Sustained growth is the stated objective for economic activity in the Maldives. For the economy of the Maldives to grow at around 5-6percent, it will strongly depend on several factors. While tourism and related industries are the mainstay of the economy, these need diversifications to protect them from global slowdowns. Other factors include the country’s small and highly undiversified economy, and the very high twin deficits it struggles with in its fiscal and current accounts.
While there is a need to improve the business environment to bring in foreign investments, reforms at best have had uneven outcomes and have led to tougher choices for investors. They are deterred by the country’s ambiguous foreign investment norms. The lack of supportive policies in a difficult political situation have impeded the growth of the private sector in the country.
And, worst of all, foreign companies run the risk of having their contracts terminated with little time in hand to make amends or adjustments to the changed circumstances. These do not bode well for the foreign investment climate in the country.
Declining foreign investments
While tourism took off in the Maldives in the 1970s as an extension of Sri Lanka tourism packages, it was not until the ‘80s that the country opened to foreign investment – and that primarily included the areas of resort management, telecommunications, accounting, banking, insurance, air transport, courier services, and some manufacturing. Foreign direct investment (FDI) contribute to a huge part of the GDP of the Maldives — to the tune of 88.9percent in 2015 .
To keep the investments inflows, the government has been inviting investors at various forums across the world to invest in large infrastructure development projects and acknowledges the importance of FDI in works of strategic significance.
India is one of the Maldives’ leading investors. In fact, in 2016, a summit was held in India for Indian investors to invest in a number of investment-ready projects in sectors like finance & banking, real estate, tourism, information and communication technology, and renewable energy.
But what does not support this economic imperative is the political instability – with reported violations of civil and political rights. The Maldives has also gone down several spots in the World Bank’s Ease of Doing Business rankings for 2017, ranking 135 out of 189 nations. It ranked 129th in 2016.
A slew of investment disputes with Indian corporations in the recent past has queered the pitch further for investments coming into the Maldives from India – be it GMR or Tatva or the most recent one involving Nexbiz.
In 2012, the Maldives cancelled an agreement with Indian firm GMR Infrastructure Limited to develop an airport in capital Male that was awarded in 2010. The $500-million (INR 2,750 crore) deal was the largest foreign direct investment for this Indian Ocean archipelago. The contract was terminated through a cabinet decision with 7 days’ notice, amid political protests, citing national interest concerns and bidding irregularities. Four years later in 2016, GMR was awarded compensation of approximately $270 million by the 3-member Singapore International Arbitration Centre.
The new Government in 2012-13 also renegotiated a $49 million waste management project signed between the earlier Government and India-based Tatva Global Renewable Energy.

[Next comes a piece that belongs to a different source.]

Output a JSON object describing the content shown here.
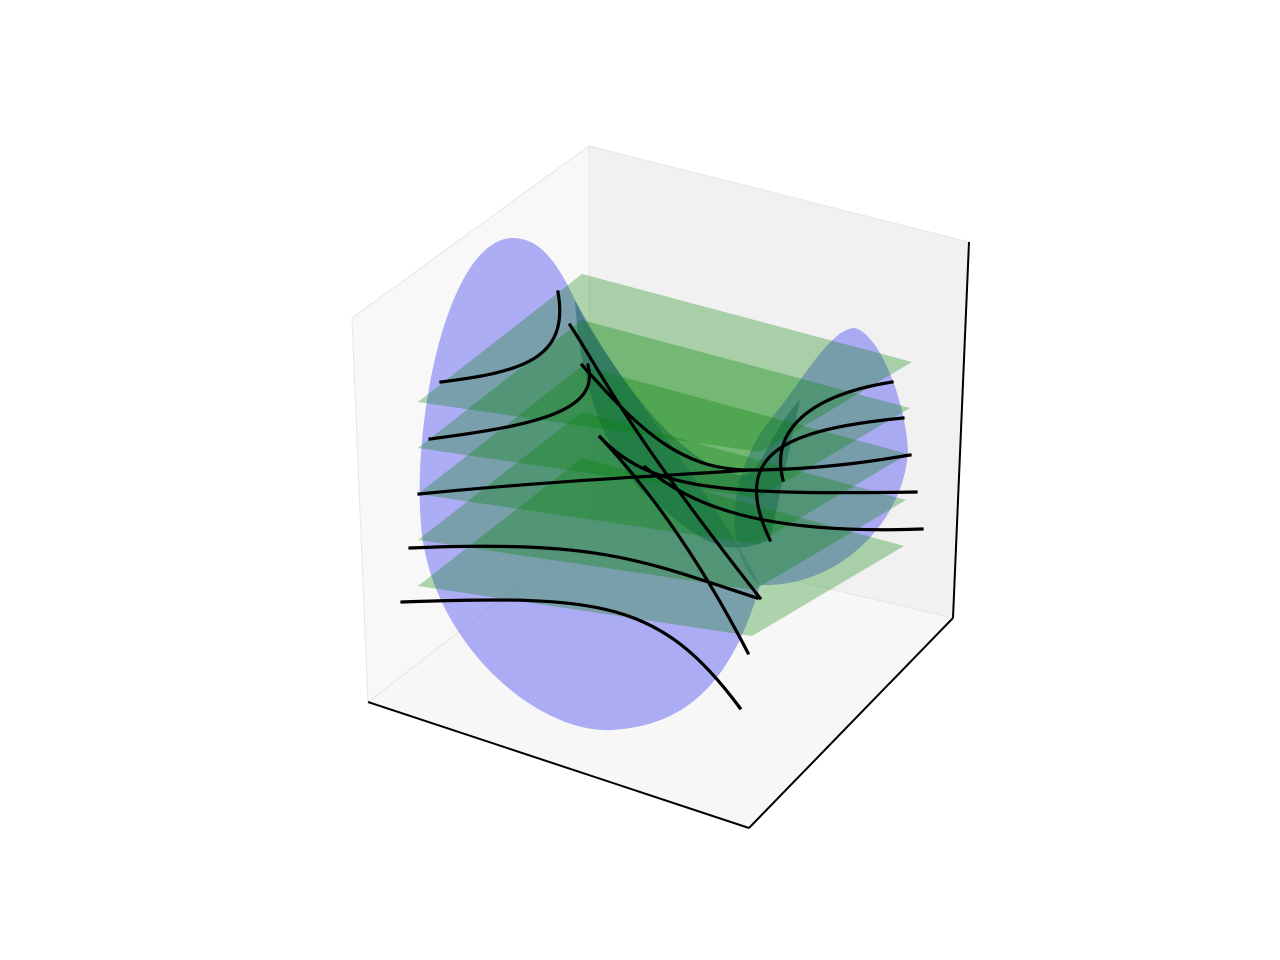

In 2010, the government had awarded the development of 280 flats under the social housing programme in the land plots of the former Gaakoshi and Arabiyya School to Tata Housing. In exchange, the then government had also awarded two other land plots, Odion and Naadhee, for Tata Housing to develop and sell in open market. The current government unexpectedly sent a notice for termination of agreement with Tata Housing.
Another recent example is the Malaysian security firm Nexbis Solutions which won an arbitration award of $15 million as compensation for the Maldivian government’s termination of a US$39 million border control project.
While the Tatas might take the GMR route to arbitration, these decisions raise very pertinent questions about the long-standing bilateral ties the Maldives has with India and the sanctity of contracts.
Bilateral ties between India and the Maldives go back decades with the signing of a comprehensive trade agreement in 1981. Over the years, these ties have been nurtured and strengthened with both nations consistently supporting each other in multilateral fora such as the UN, the Commonwealth, the NAM and the SAARC. As of March-November 2015, bilateral trade between India and the Maldives stood at USD 206.6 million.
As a leading development partner of the Maldives, India has been instrumental in establishing many leading institutions here. India has also provided US$100 million Stand-by Credit facility to the Maldives, including long-term loans and revolving credit for trade. Under new Line of Credit worth US$40 million offered by the Government of India to the Maldives, the Overseas Infrastructure Alliance of India has been given a contract to construct 485 housing units in the Maldives.
Given the depth of the ties between the two countries, unilateral decisions that jeopardise or terminate contracts with Indian companies can be deleterious to bilateral relations between the two neighbours. It is for the government of the Maldives to address these issues.
As Indian businesses continue to look for new geographies for trade and investment, recent developments are likely to affect the flow of Indian Investments in the Maldives. Can the Maldives afford that?
The author of this article wished to remain anonymous.